Gonzalez came back out for the ninth, but gave up the first hit of the game on a 1-1 curve to Dee Gordon that the speedy Marlin lined to center for a single.
That was it for Gonzalez, and the Hialeah, FL-born lefty received a standing ovation from the crowd in Miami as he left the mound.
Sean Doolittle came on to complete the 1-0 shutout win over the Fish.
Gio Gonzalez’s Line: 8.0 IP, 1 H, 0 R, 0 ER, 3 BB, 5 Ks, 1 HBP, 106 P, 67 S, 7/4 GO/FO.
Gonzalez threw 63% of his 106 pitches for strikes on the night, generated 17 swings and six swinging strikes with his curve, and held the Marlins in check until Gordon’s single ended his outing.
“He was really focused and very calm and the best I’ve seen him,” Baker said after the 1-0 win, “and the longest I’ve seen him.
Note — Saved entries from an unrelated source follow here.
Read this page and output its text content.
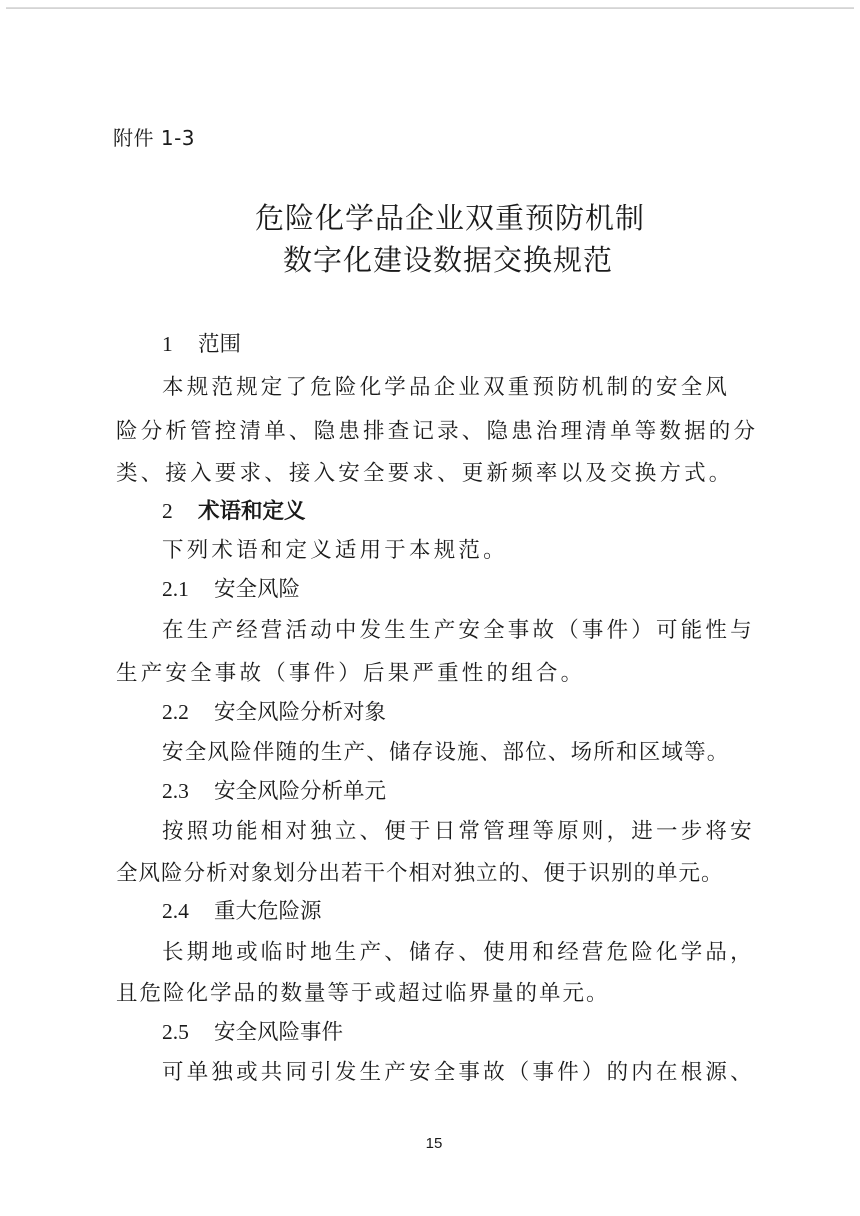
附件 1-3
危险化学品企业双重预防机制
数字化建设数据交换规范
1 范围
本规范规定了危险化学品企业双重预防机制的安全风
险分析管控清单、隐患排查记录、隐患治理清单等数据的分
类、接入要求、接入安全要求、更新频率以及交换方式。
2 术语和定义
下列术语和定义适用于本规范。
2.1 安全风险
在生产经营活动中发生生产安全事故（事件）可能性与
生产安全事故（事件）后果严重性的组合。
2.2 安全风险分析对象
安全风险伴随的生产、储存设施、部位、场所和区域等。
2.3 安全风险分析单元
按照功能相对独立、便于日常管理等原则，进一步将安
全风险分析对象划分出若干个相对独立的、便于识别的单元。
2.4 重大危险源
长期地或临时地生产、储存、使用和经营危险化学品，
且危险化学品的数量等于或超过临界量的单元。
2.5 安全风险事件
可单独或共同引发生产安全事故（事件）的内在根源、
15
We were all hoping for it, nobody was saying anything. He knew it, the fans knew it, everybody knew it, and he gave us all he had.”
“He threw a heck of a ballgame,” Baker continued
“He had a great curveball, outstanding fastball, and boy, that one run usually doesn’t stand up against these guys, cause they can hit, and so that was a very special night.”
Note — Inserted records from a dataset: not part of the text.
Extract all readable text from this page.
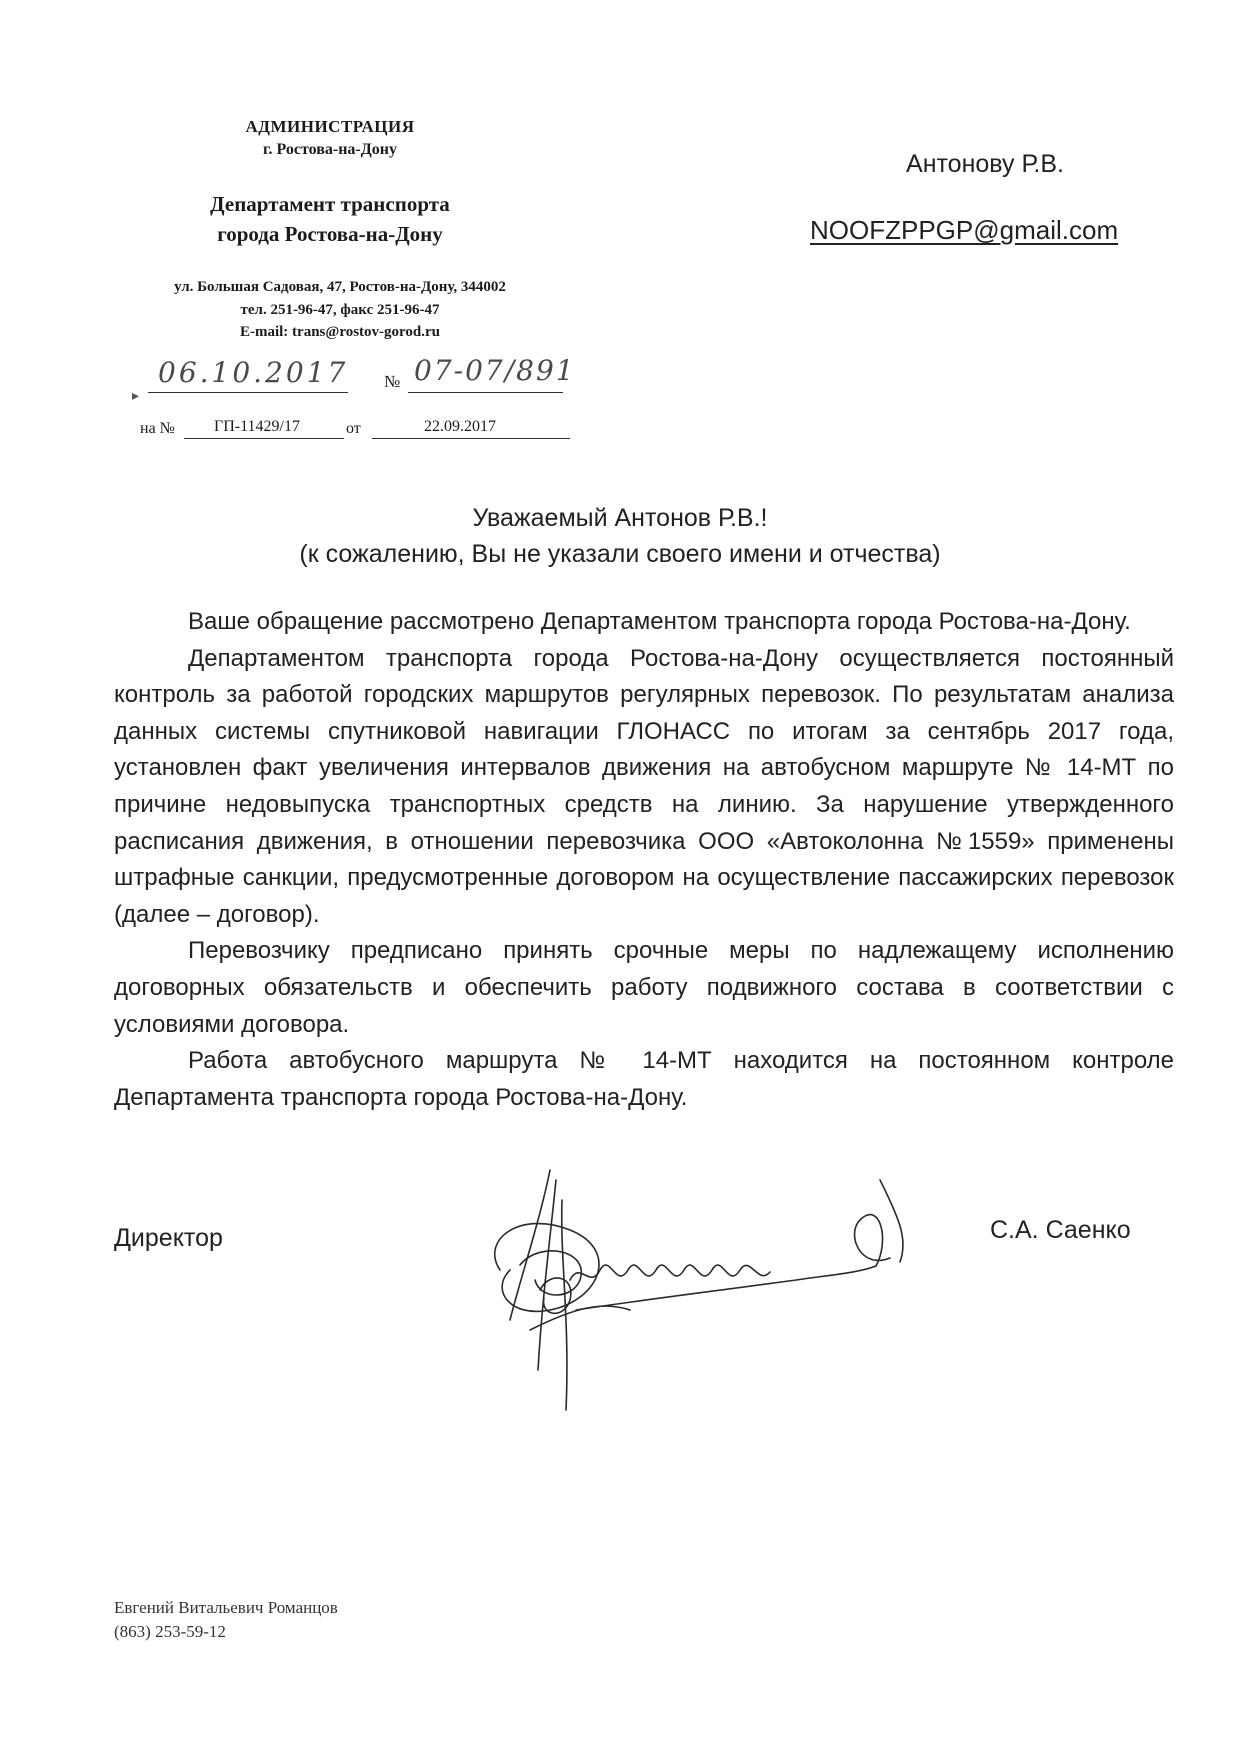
АДМИНИСТРАЦИЯ
г. Ростова-на-Дону
Департамент транспорта
города Ростова-на-Дону
ул. Большая Садовая, 47, Ростов-на-Дону, 344002
тел. 251-96-47, факс 251-96-47
E-mail: trans@rostov-gorod.ru
▸
06.10.2017 № 07-07/891
на № ГП-11429/17	от	22.09.2017
Антонову Р.В.
NOOFZPPGP@gmail.com
Уважаемый Антонов Р.В.!
(к сожалению, Вы не указали своего имени и отчества)

Ваше обращение рассмотрено Департаментом транспорта города Ростова-на-Дону.

Департаментом транспорта города Ростова-на-Дону осуществляется постоянный контроль за работой городских маршрутов регулярных перевозок. По результатам анализа данных системы спутниковой навигации ГЛОНАСС по итогам за сентябрь 2017 года, установлен факт увеличения интервалов движения на автобусном маршруте № 14-МТ по причине недовыпуска транспортных средств на линию. За нарушение утвержденного расписания движения, в отношении перевозчика ООО «Автоколонна №1559» применены штрафные санкции, предусмотренные договором на осуществление пассажирских перевозок (далее – договор).

Перевозчику предписано принять срочные меры по надлежащему исполнению договорных обязательств и обеспечить работу подвижного состава в соответствии с условиями договора.

Работа автобусного маршрута № 14-МТ находится на постоянном контроле Департамента транспорта города Ростова-на-Дону.

Директор	С.А. Саенко
Евгений Витальевич Романцов
(863) 253-59-12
In most no-hitters, there are pivotal plays, and there were a few tonight, even though Gonzalez dominated for most of his outing. One particularly close play came on a line drive to right that Bryce Harper caught falling back as he appeared to lose sight of the ball.
“There was one [Wilmer] Difo made an outstanding play,” Baker said. “You could tell that Bryce lost that ball in the lights. You certainly wouldn’t have wanted it to end that way, but that was a great night for him and a good night for us.”
“I have to compliment [Matt] Wieters,” Gonzalez told MASN’s Dan Kolko after the game.
“He [did] a great job back there, he was calling great pitches, framing up great balls. And then you had the defense was spectacular, [Brian Goodwin] made a hell of a play, Difo line drive play, Bryce had one in the lights, everyone — even Daniel [Murphy] was back there straight working, so it was definitely a lot of work as far as that, but it was a special night.”
It was special, Gonzalez said, because it was all happening on what would have been his friend Jose Fernandez’s 25th birthday.
Gonzalez met with the late Marlins’ starter’s family before the game, and struggled to talk about what it meant to him after the game, getting choked up when Kolko talked about the emotions the lefty was dealing with on the mound.
“I didn’t know that one,” Baker said when informed it would have been Fernandez’s 25th birthday. “Boy, that’s tough there, cause I was just thinking about how much different of a club they would be if Jose were here. So, yeah, boy, oh what a night.”